La presse dominicale s’intéresse de près également au thème de la migration, à deux mois du vote populaire sur l’initiative de l’UDC contre l’immigration de masse. Cette dernière pourra bénéficier d’un soutien qui n’est pas anodi, celui de l’entrepreneur schaffhousois Thomas Minder. Le héraut du combat contre les rémunérations abusives le déclare tout de go dans le SonntagsBlick : «Cette initiative est encore plus importante que la mienne». Une fois de plus, Thomas Minder s’apprête donc à faire cavalier seul, economiesuisse, la faîtière des grandes entreprises. étant résolue à mener une campagne sans merci contre un texte qui, s’il était accepté, risque de faire capoter une bonne partie des accords bilatéraux avec l’UE.
«Le prix du succès» : la NZZ am Sonntag consacre un grand dossier à la politique migratoire suisse, du statut de saisonnier aujourd’hui révolu à la libre circulation des personnes avec l’UE – illustré par une image parlante de travailleurs italiens en partance, la veille de Noël, pour Bari. Constat de l’hebomadaire : la libre circulation a valu à la Suisse une robuste croissance économique, mais aussi des problèmes de transports et de logements; au final, le bilan reste positif.

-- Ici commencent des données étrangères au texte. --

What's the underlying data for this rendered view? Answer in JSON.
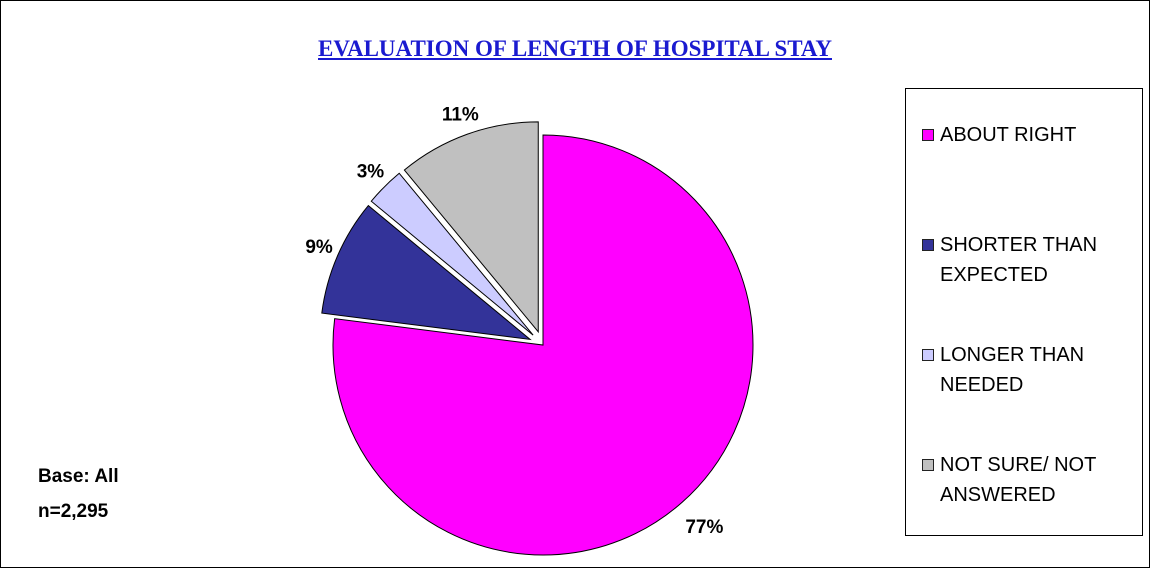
{
  "chart_data": {
    "type": "pie",
    "title": "EVALUATION OF LENGTH OF HOSPITAL STAY",
    "categories": [
      "ABOUT RIGHT",
      "SHORTER THAN EXPECTED",
      "LONGER THAN NEEDED",
      "NOT SURE/ NOT ANSWERED"
    ],
    "values": [
      77,
      9,
      3,
      11
    ],
    "value_labels": [
      "77%",
      "9%",
      "3%",
      "11%"
    ],
    "colors": [
      "#ff00ff",
      "#333399",
      "#ccccff",
      "#c0c0c0"
    ],
    "annotations": [
      "Base: All",
      "n=2,295"
    ],
    "legend": "right"
  }
}
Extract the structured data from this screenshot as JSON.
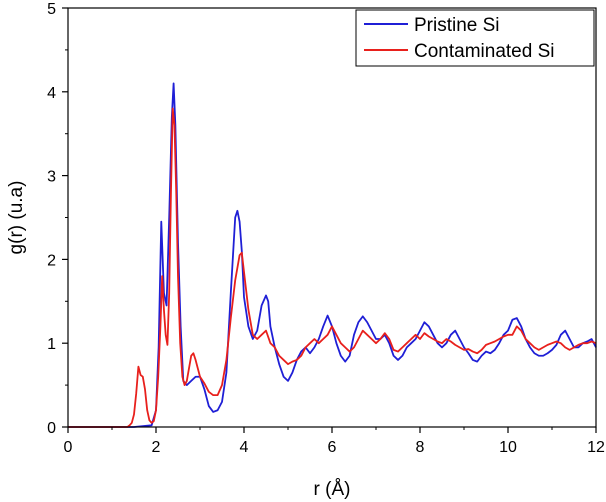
{
  "chart_data": {
    "type": "line",
    "title": "",
    "xlabel": "r (Å)",
    "ylabel": "g(r) (u.a)",
    "xlim": [
      0,
      12
    ],
    "ylim": [
      0,
      5
    ],
    "xticks": [
      0,
      2,
      4,
      6,
      8,
      10,
      12
    ],
    "yticks": [
      0,
      1,
      2,
      3,
      4,
      5
    ],
    "xtick_labels": [
      "0",
      "2",
      "4",
      "6",
      "8",
      "10",
      "12"
    ],
    "ytick_labels": [
      "0",
      "1",
      "2",
      "3",
      "4",
      "5"
    ],
    "legend_position": "top-right",
    "series": [
      {
        "name": "Pristine Si",
        "color": "#1f1fd6",
        "points": [
          [
            0,
            0
          ],
          [
            1.5,
            0
          ],
          [
            1.7,
            0.01
          ],
          [
            1.9,
            0.02
          ],
          [
            2.0,
            0.2
          ],
          [
            2.06,
            0.95
          ],
          [
            2.12,
            2.45
          ],
          [
            2.18,
            1.6
          ],
          [
            2.24,
            1.45
          ],
          [
            2.3,
            2.5
          ],
          [
            2.36,
            3.7
          ],
          [
            2.4,
            4.1
          ],
          [
            2.44,
            3.6
          ],
          [
            2.5,
            2.2
          ],
          [
            2.56,
            1.2
          ],
          [
            2.62,
            0.55
          ],
          [
            2.7,
            0.5
          ],
          [
            2.8,
            0.55
          ],
          [
            2.9,
            0.6
          ],
          [
            3.0,
            0.6
          ],
          [
            3.1,
            0.45
          ],
          [
            3.2,
            0.25
          ],
          [
            3.3,
            0.18
          ],
          [
            3.4,
            0.2
          ],
          [
            3.5,
            0.3
          ],
          [
            3.6,
            0.65
          ],
          [
            3.7,
            1.6
          ],
          [
            3.8,
            2.5
          ],
          [
            3.85,
            2.58
          ],
          [
            3.9,
            2.45
          ],
          [
            3.95,
            2.1
          ],
          [
            4.0,
            1.55
          ],
          [
            4.1,
            1.2
          ],
          [
            4.2,
            1.05
          ],
          [
            4.3,
            1.15
          ],
          [
            4.4,
            1.45
          ],
          [
            4.5,
            1.57
          ],
          [
            4.55,
            1.5
          ],
          [
            4.6,
            1.2
          ],
          [
            4.7,
            0.95
          ],
          [
            4.8,
            0.75
          ],
          [
            4.9,
            0.6
          ],
          [
            5.0,
            0.55
          ],
          [
            5.1,
            0.65
          ],
          [
            5.2,
            0.8
          ],
          [
            5.3,
            0.9
          ],
          [
            5.4,
            0.95
          ],
          [
            5.5,
            0.88
          ],
          [
            5.6,
            0.95
          ],
          [
            5.7,
            1.05
          ],
          [
            5.8,
            1.2
          ],
          [
            5.9,
            1.33
          ],
          [
            6.0,
            1.2
          ],
          [
            6.1,
            1.0
          ],
          [
            6.2,
            0.85
          ],
          [
            6.3,
            0.78
          ],
          [
            6.4,
            0.85
          ],
          [
            6.5,
            1.1
          ],
          [
            6.6,
            1.25
          ],
          [
            6.7,
            1.32
          ],
          [
            6.8,
            1.25
          ],
          [
            6.9,
            1.15
          ],
          [
            7.0,
            1.05
          ],
          [
            7.1,
            1.05
          ],
          [
            7.2,
            1.1
          ],
          [
            7.3,
            1.0
          ],
          [
            7.4,
            0.85
          ],
          [
            7.5,
            0.8
          ],
          [
            7.6,
            0.85
          ],
          [
            7.7,
            0.95
          ],
          [
            7.8,
            1.0
          ],
          [
            7.9,
            1.05
          ],
          [
            8.0,
            1.15
          ],
          [
            8.1,
            1.25
          ],
          [
            8.2,
            1.2
          ],
          [
            8.3,
            1.1
          ],
          [
            8.4,
            1.0
          ],
          [
            8.5,
            0.95
          ],
          [
            8.6,
            1.0
          ],
          [
            8.7,
            1.1
          ],
          [
            8.8,
            1.15
          ],
          [
            8.9,
            1.05
          ],
          [
            9.0,
            0.95
          ],
          [
            9.1,
            0.88
          ],
          [
            9.2,
            0.8
          ],
          [
            9.3,
            0.78
          ],
          [
            9.4,
            0.85
          ],
          [
            9.5,
            0.9
          ],
          [
            9.6,
            0.88
          ],
          [
            9.7,
            0.92
          ],
          [
            9.8,
            1.0
          ],
          [
            9.9,
            1.1
          ],
          [
            10.0,
            1.15
          ],
          [
            10.1,
            1.28
          ],
          [
            10.2,
            1.3
          ],
          [
            10.3,
            1.2
          ],
          [
            10.4,
            1.05
          ],
          [
            10.5,
            0.95
          ],
          [
            10.6,
            0.88
          ],
          [
            10.7,
            0.85
          ],
          [
            10.8,
            0.85
          ],
          [
            10.9,
            0.88
          ],
          [
            11.0,
            0.92
          ],
          [
            11.1,
            0.98
          ],
          [
            11.2,
            1.1
          ],
          [
            11.3,
            1.15
          ],
          [
            11.4,
            1.05
          ],
          [
            11.5,
            0.95
          ],
          [
            11.6,
            0.95
          ],
          [
            11.7,
            1.0
          ],
          [
            11.8,
            1.02
          ],
          [
            11.9,
            1.05
          ],
          [
            12.0,
            0.95
          ]
        ]
      },
      {
        "name": "Contaminated Si",
        "color": "#e8201c",
        "points": [
          [
            0,
            0
          ],
          [
            1.35,
            0
          ],
          [
            1.4,
            0.02
          ],
          [
            1.45,
            0.05
          ],
          [
            1.5,
            0.15
          ],
          [
            1.55,
            0.4
          ],
          [
            1.6,
            0.72
          ],
          [
            1.65,
            0.62
          ],
          [
            1.7,
            0.6
          ],
          [
            1.75,
            0.45
          ],
          [
            1.8,
            0.2
          ],
          [
            1.85,
            0.08
          ],
          [
            1.9,
            0.05
          ],
          [
            1.95,
            0.07
          ],
          [
            2.0,
            0.2
          ],
          [
            2.05,
            0.6
          ],
          [
            2.1,
            1.2
          ],
          [
            2.14,
            1.8
          ],
          [
            2.18,
            1.4
          ],
          [
            2.22,
            1.1
          ],
          [
            2.26,
            0.98
          ],
          [
            2.3,
            1.6
          ],
          [
            2.34,
            2.8
          ],
          [
            2.38,
            3.8
          ],
          [
            2.42,
            3.6
          ],
          [
            2.46,
            2.8
          ],
          [
            2.5,
            1.8
          ],
          [
            2.55,
            1.0
          ],
          [
            2.6,
            0.6
          ],
          [
            2.65,
            0.5
          ],
          [
            2.7,
            0.55
          ],
          [
            2.75,
            0.7
          ],
          [
            2.8,
            0.85
          ],
          [
            2.85,
            0.88
          ],
          [
            2.9,
            0.8
          ],
          [
            2.95,
            0.7
          ],
          [
            3.0,
            0.6
          ],
          [
            3.1,
            0.52
          ],
          [
            3.2,
            0.42
          ],
          [
            3.3,
            0.38
          ],
          [
            3.4,
            0.38
          ],
          [
            3.5,
            0.5
          ],
          [
            3.6,
            0.8
          ],
          [
            3.7,
            1.3
          ],
          [
            3.8,
            1.75
          ],
          [
            3.9,
            2.05
          ],
          [
            3.95,
            2.08
          ],
          [
            4.0,
            1.85
          ],
          [
            4.1,
            1.4
          ],
          [
            4.2,
            1.1
          ],
          [
            4.3,
            1.05
          ],
          [
            4.4,
            1.1
          ],
          [
            4.5,
            1.15
          ],
          [
            4.6,
            1.0
          ],
          [
            4.7,
            0.95
          ],
          [
            4.8,
            0.85
          ],
          [
            4.9,
            0.8
          ],
          [
            5.0,
            0.75
          ],
          [
            5.1,
            0.78
          ],
          [
            5.2,
            0.8
          ],
          [
            5.3,
            0.85
          ],
          [
            5.4,
            0.95
          ],
          [
            5.5,
            1.0
          ],
          [
            5.6,
            1.05
          ],
          [
            5.7,
            1.0
          ],
          [
            5.8,
            1.05
          ],
          [
            5.9,
            1.1
          ],
          [
            6.0,
            1.2
          ],
          [
            6.1,
            1.1
          ],
          [
            6.2,
            1.0
          ],
          [
            6.3,
            0.95
          ],
          [
            6.4,
            0.9
          ],
          [
            6.5,
            0.95
          ],
          [
            6.6,
            1.05
          ],
          [
            6.7,
            1.15
          ],
          [
            6.8,
            1.1
          ],
          [
            6.9,
            1.05
          ],
          [
            7.0,
            1.0
          ],
          [
            7.1,
            1.05
          ],
          [
            7.2,
            1.12
          ],
          [
            7.3,
            1.05
          ],
          [
            7.4,
            0.92
          ],
          [
            7.5,
            0.9
          ],
          [
            7.6,
            0.95
          ],
          [
            7.7,
            1.0
          ],
          [
            7.8,
            1.05
          ],
          [
            7.9,
            1.1
          ],
          [
            8.0,
            1.05
          ],
          [
            8.1,
            1.12
          ],
          [
            8.2,
            1.08
          ],
          [
            8.3,
            1.05
          ],
          [
            8.4,
            1.02
          ],
          [
            8.5,
            1.0
          ],
          [
            8.6,
            1.05
          ],
          [
            8.7,
            1.02
          ],
          [
            8.8,
            0.98
          ],
          [
            8.9,
            0.95
          ],
          [
            9.0,
            0.92
          ],
          [
            9.1,
            0.93
          ],
          [
            9.2,
            0.9
          ],
          [
            9.3,
            0.88
          ],
          [
            9.4,
            0.92
          ],
          [
            9.5,
            0.98
          ],
          [
            9.6,
            1.0
          ],
          [
            9.7,
            1.02
          ],
          [
            9.8,
            1.05
          ],
          [
            9.9,
            1.08
          ],
          [
            10.0,
            1.1
          ],
          [
            10.1,
            1.1
          ],
          [
            10.2,
            1.2
          ],
          [
            10.3,
            1.15
          ],
          [
            10.4,
            1.05
          ],
          [
            10.5,
            1.0
          ],
          [
            10.6,
            0.95
          ],
          [
            10.7,
            0.92
          ],
          [
            10.8,
            0.95
          ],
          [
            10.9,
            0.98
          ],
          [
            11.0,
            1.0
          ],
          [
            11.1,
            1.02
          ],
          [
            11.2,
            1.0
          ],
          [
            11.3,
            0.95
          ],
          [
            11.4,
            0.92
          ],
          [
            11.5,
            0.95
          ],
          [
            11.6,
            0.98
          ],
          [
            11.7,
            1.0
          ],
          [
            11.8,
            1.0
          ],
          [
            11.9,
            1.02
          ],
          [
            12.0,
            1.0
          ]
        ]
      }
    ]
  }
}
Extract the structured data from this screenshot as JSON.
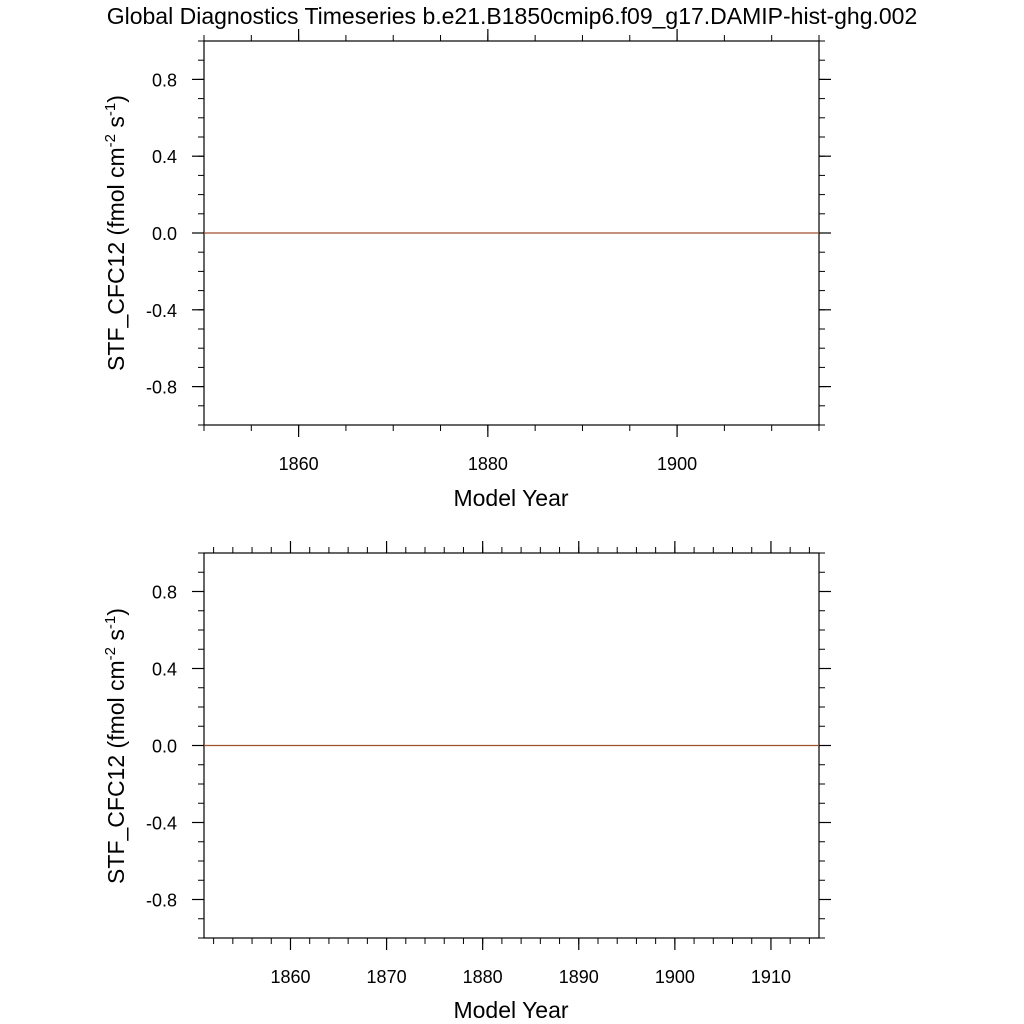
{
  "title": "Global Diagnostics Timeseries b.e21.B1850cmip6.f09_g17.DAMIP-hist-ghg.002",
  "colors": {
    "line": "#a0522d",
    "axis": "#000000",
    "background": "#ffffff"
  },
  "chart_data": [
    {
      "type": "line",
      "ylabel_base": "STF_CFC12 (fmol cm",
      "ylabel_mid": " s",
      "ylabel_end": ")",
      "ylabel_sup1": "-2",
      "ylabel_sup2": "-1",
      "xlabel": "Model Year",
      "xlim": [
        1850,
        1915
      ],
      "ylim": [
        -1.0,
        1.0
      ],
      "x_major_ticks": [
        1860,
        1880,
        1900
      ],
      "x_minor_step": 5,
      "y_major_ticks": [
        -0.8,
        -0.4,
        0.0,
        0.4,
        0.8
      ],
      "y_tick_labels": [
        "-0.8",
        "-0.4",
        "0.0",
        "0.4",
        "0.8"
      ],
      "y_minor_step": 0.1,
      "grid": false,
      "series": [
        {
          "x": [
            1850,
            1915
          ],
          "y": [
            0.0,
            0.0
          ]
        }
      ]
    },
    {
      "type": "line",
      "ylabel_base": "STF_CFC12 (fmol cm",
      "ylabel_mid": " s",
      "ylabel_end": ")",
      "ylabel_sup1": "-2",
      "ylabel_sup2": "-1",
      "xlabel": "Model Year",
      "xlim": [
        1851,
        1915
      ],
      "ylim": [
        -1.0,
        1.0
      ],
      "x_major_ticks": [
        1860,
        1870,
        1880,
        1890,
        1900,
        1910
      ],
      "x_minor_step": 2,
      "y_major_ticks": [
        -0.8,
        -0.4,
        0.0,
        0.4,
        0.8
      ],
      "y_tick_labels": [
        "-0.8",
        "-0.4",
        "0.0",
        "0.4",
        "0.8"
      ],
      "y_minor_step": 0.1,
      "grid": false,
      "series": [
        {
          "x": [
            1851,
            1915
          ],
          "y": [
            0.0,
            0.0
          ]
        }
      ]
    }
  ]
}
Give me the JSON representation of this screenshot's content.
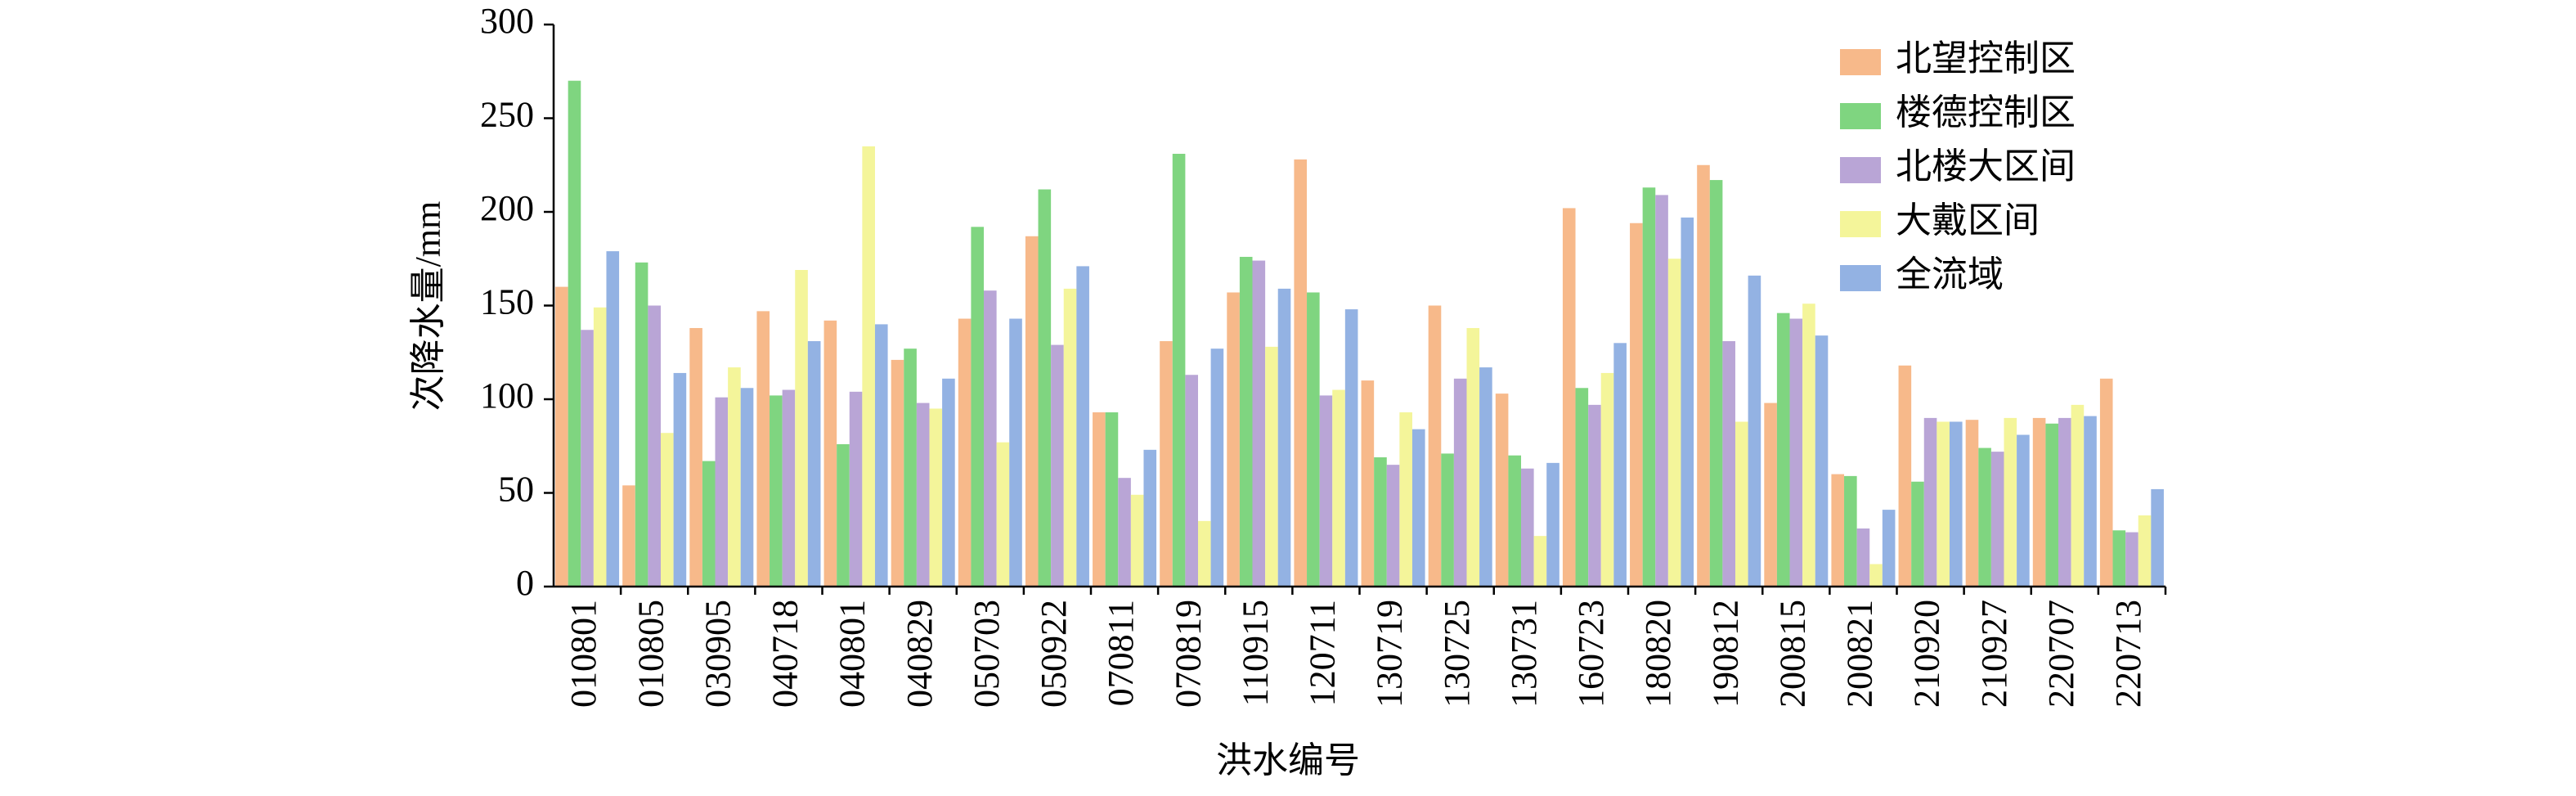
{
  "chart_data": {
    "type": "bar",
    "legend": "upper right",
    "xlabel": "洪水编号",
    "ylabel": "次降水量/mm",
    "categories": [
      "010801",
      "010805",
      "030905",
      "040718",
      "040801",
      "040829",
      "050703",
      "050922",
      "070811",
      "070819",
      "110915",
      "120711",
      "130719",
      "130725",
      "130731",
      "160723",
      "180820",
      "190812",
      "200815",
      "200821",
      "210920",
      "210927",
      "220707",
      "220713"
    ],
    "series": [
      {
        "name": "北望控制区",
        "color": "#f7b98a",
        "values": [
          160,
          54,
          138,
          147,
          142,
          121,
          143,
          187,
          93,
          131,
          157,
          228,
          110,
          150,
          103,
          202,
          194,
          225,
          98,
          60,
          118,
          89,
          90,
          111
        ]
      },
      {
        "name": "楼德控制区",
        "color": "#7fd580",
        "values": [
          270,
          173,
          67,
          102,
          76,
          127,
          192,
          212,
          93,
          231,
          176,
          157,
          69,
          71,
          70,
          106,
          213,
          217,
          146,
          59,
          56,
          74,
          87,
          30
        ]
      },
      {
        "name": "北楼大区间",
        "color": "#b9a5d6",
        "values": [
          137,
          150,
          101,
          105,
          104,
          98,
          158,
          129,
          58,
          113,
          174,
          102,
          65,
          111,
          63,
          97,
          209,
          131,
          143,
          31,
          90,
          72,
          90,
          29
        ]
      },
      {
        "name": "大戴区间",
        "color": "#f4f59a",
        "values": [
          149,
          82,
          117,
          169,
          235,
          95,
          77,
          159,
          49,
          35,
          128,
          105,
          93,
          138,
          27,
          114,
          175,
          88,
          151,
          12,
          88,
          90,
          97,
          38
        ]
      },
      {
        "name": "全流域",
        "color": "#93b2e3",
        "values": [
          179,
          114,
          106,
          131,
          140,
          111,
          143,
          171,
          73,
          127,
          159,
          148,
          84,
          117,
          66,
          130,
          197,
          166,
          134,
          41,
          88,
          81,
          91,
          52
        ]
      }
    ],
    "ylim": [
      0,
      300
    ],
    "yticks": [
      0,
      50,
      100,
      150,
      200,
      250,
      300
    ]
  }
}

Migration toujours, Le Matin dimanche revient sur les conditions précaires dans lesquelles les Espagnols fuient, en Suisse, la crise économique qui ravage leur pays. Et publie une réflexion de Jean-Claude Péclet sur le «retour du statut de saisonnier» qu’on croyait «mort et enterré» depuis les premiers accords avec l’UE. L’UDC en réclame le rétablissement, en même temps que la gauche change de discours sur la libre circulation et demande un contrôle des salaires. Mais les responsables du PS prennent un risque, note le journaliste : «car l’électeur retiendra qu’ils reconnaissent tardivement un problème soulevé par d’autres qu’eux, en y apportant une solution bureaucratique et d’une efficacité douteuse.»
La presse du week-end revient encore sur la mort de Nelson Mandela. A lire dans la Sonntags Zeitung, cette réflexion livrée par Jean Ziegler dans une longue interview: après sa libération de geôles sud-africaines, il n’a jamais critiqué le rôle de la Suisse. Pour une raison simple: il savait qu’il deviendrait chef de l’Etat en mai 1994, et qu’il aurait alors forcément besoin de la place financière suisse. Il n’a jamais non plus lancé des demandes d’indemnités.» Et la Suisse, observe le sociologue, ne s’est dès lors jamais excusée non plus.